The number after the the issuer “Battle.net” is supposed to be the serial, (it’s in that JSON structure that is returned) and that is how it was with the old python-bna tool. This won’t stop it from working however if you have something else in there.

@ldehaas1612

So far I’m not worried that my account will be stripped from the 2FA

Me neither. I suspect Blizzard wanted to retire the old API used by the old app for a more standard approach with swagger oauth2 as it’s quite clear they’re removing legacy services that didn’t support OAuth. I also suspect it’s easier for them to invalidate all old authenticators before a certain date than try to migrate them.

Also by having one official app there is now only one codebase to maintain and make sure meets the Google Play target API requirements.

It is both, similar to MS Authenticator. Push and manual generation (fallback) are available.

I am using the new bent authenticator after migrating a while back and recently extracted my secret using the REST API with the steps above. The POST can be used to retrieve your secret.

I have a feeling that re-registering the authenticator using the authenticator POST from the REST with the existing restore data might be enough to trigger the migration. But I cannot tell that for sure.

Yeah I got that email too and I was using Battle.net Authenticator App at some point but then migrated to Bitwarden/Aegis.

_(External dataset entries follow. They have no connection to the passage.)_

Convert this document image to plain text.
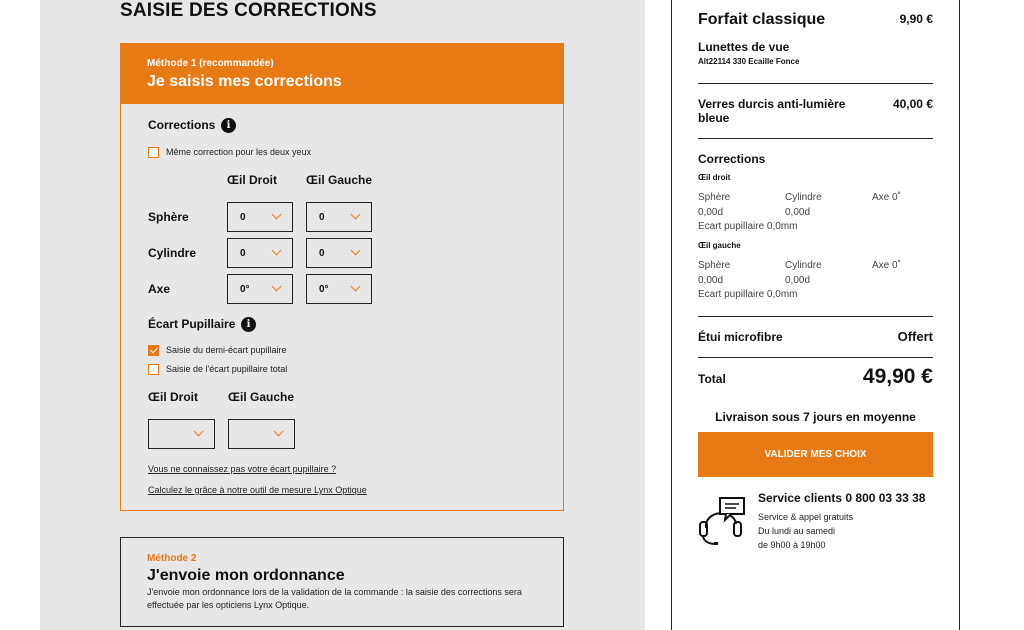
SAISIE DES CORRECTIONS
Méthode 1 (recommandée)
Je saisis mes corrections
Corrections	i
Même correction pour les deux yeux
Œil Droit Œil Gauche
Sphère	0	0
Cylindre	0	0
Axe	0°	0°
Écart Pupillaire	i
Saisie du demi-écart pupillaire
Saisie de l'écart pupillaire total
Œil Droit	Œil Gauche
Vous ne connaissez pas votre écart pupillaire ?
Calculez le grâce à notre outil de mesure Lynx Optique
Méthode 2
J'envoie mon ordonnance
J'envoie mon ordonnance lors de la validation de la commande : la saisie des corrections sera effectuée par les opticiens Lynx Optique.
Forfait classique	9,90 €
Lunettes de vue
Alt22114 330 Ecaille Fonce
Verres durcis anti-lumière bleue
40,00 €
Corrections
Œil droit
Sphère	Cylindre	Axe 0˚
0,00d	0,00d
Ecart pupillaire 0,0mm
Œil gauche
Sphère	Cylindre	Axe 0˚
0,00d	0,00d
Ecart pupillaire 0,0mm
Étui microfibre	Offert
Total	49,90 €
Livraison sous 7 jours en moyenne
VALIDER MES CHOIX
Service clients 0 800 03 33 38
Service & appel gratuits
Du lundi au samedi
de 9h00 à 19h00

The real question is if you associate a new authenticator against the new endpoints backing the new mobile app (or restore the existing authenticator into it), will they still strip it come Jan 6th? I can see this happening for 2 reasons:

1. The official app registers you somewhere else as having done the migration, and the procedure above doesn’t do that.
2. You still have the authenticator on the legacy endpoint active.

I have simply restored my existing authenticator following the procedure above, but as far as I can see, there is no way to verify after doing this we still won’t get the authenticator stripped.

Worrying news ahead

Isn’t this what these instructions are for? i remember it being much simpler previously so assumed this is the new method for the new authenticator, is this not the case?

It looks like the email is only send to users of the old authentication method. I have two accounts, one using this method and one with the new bnet authenticator. I only got the email on the account using this method, which would indicate that it is the old authenticator method.

To clarify you have used the method mentioned here? #38 (comment) the last time i added 2FA to bitwarden was via WinAuth

It’s not possible to use this method without a number linked to my account, working with support to get my number moved from some dodgy account, but i did have 2FA setup, so either they enforced needing a phone number linked or this method is different to the old method i used.

Yes. That is the method I used. Currently I am using this with 1Password.

This totally worked for me. Without ever installing the Authenticator app, I got the secret from the API, put it in the setup URL like so: otpauth://totp/BattleNet:Battle.net?secret=<yoursecrethere>&digits=8

Worked in both 1Password, as well as iCloud Keychain Passwords.

awesome. Much cleaner instructions are great for people!

@striczkof Think the clientid might have changed, as I just tried this and get back 403: Forbidden..... The request requires higher privileges than provided by the access token. Gonna hunt down an old Android phone that’s rooted so I can get the /data file to check the new clientid

@lightmaster Did you tick the “auth.authenticator” scope before trying to login? think I might have forgotten to add that in instructions.

As the app has certificate pinning i haven’t the time for look into more details, but it shouldn’t be hard to make an oauth auth like the app and get the client id.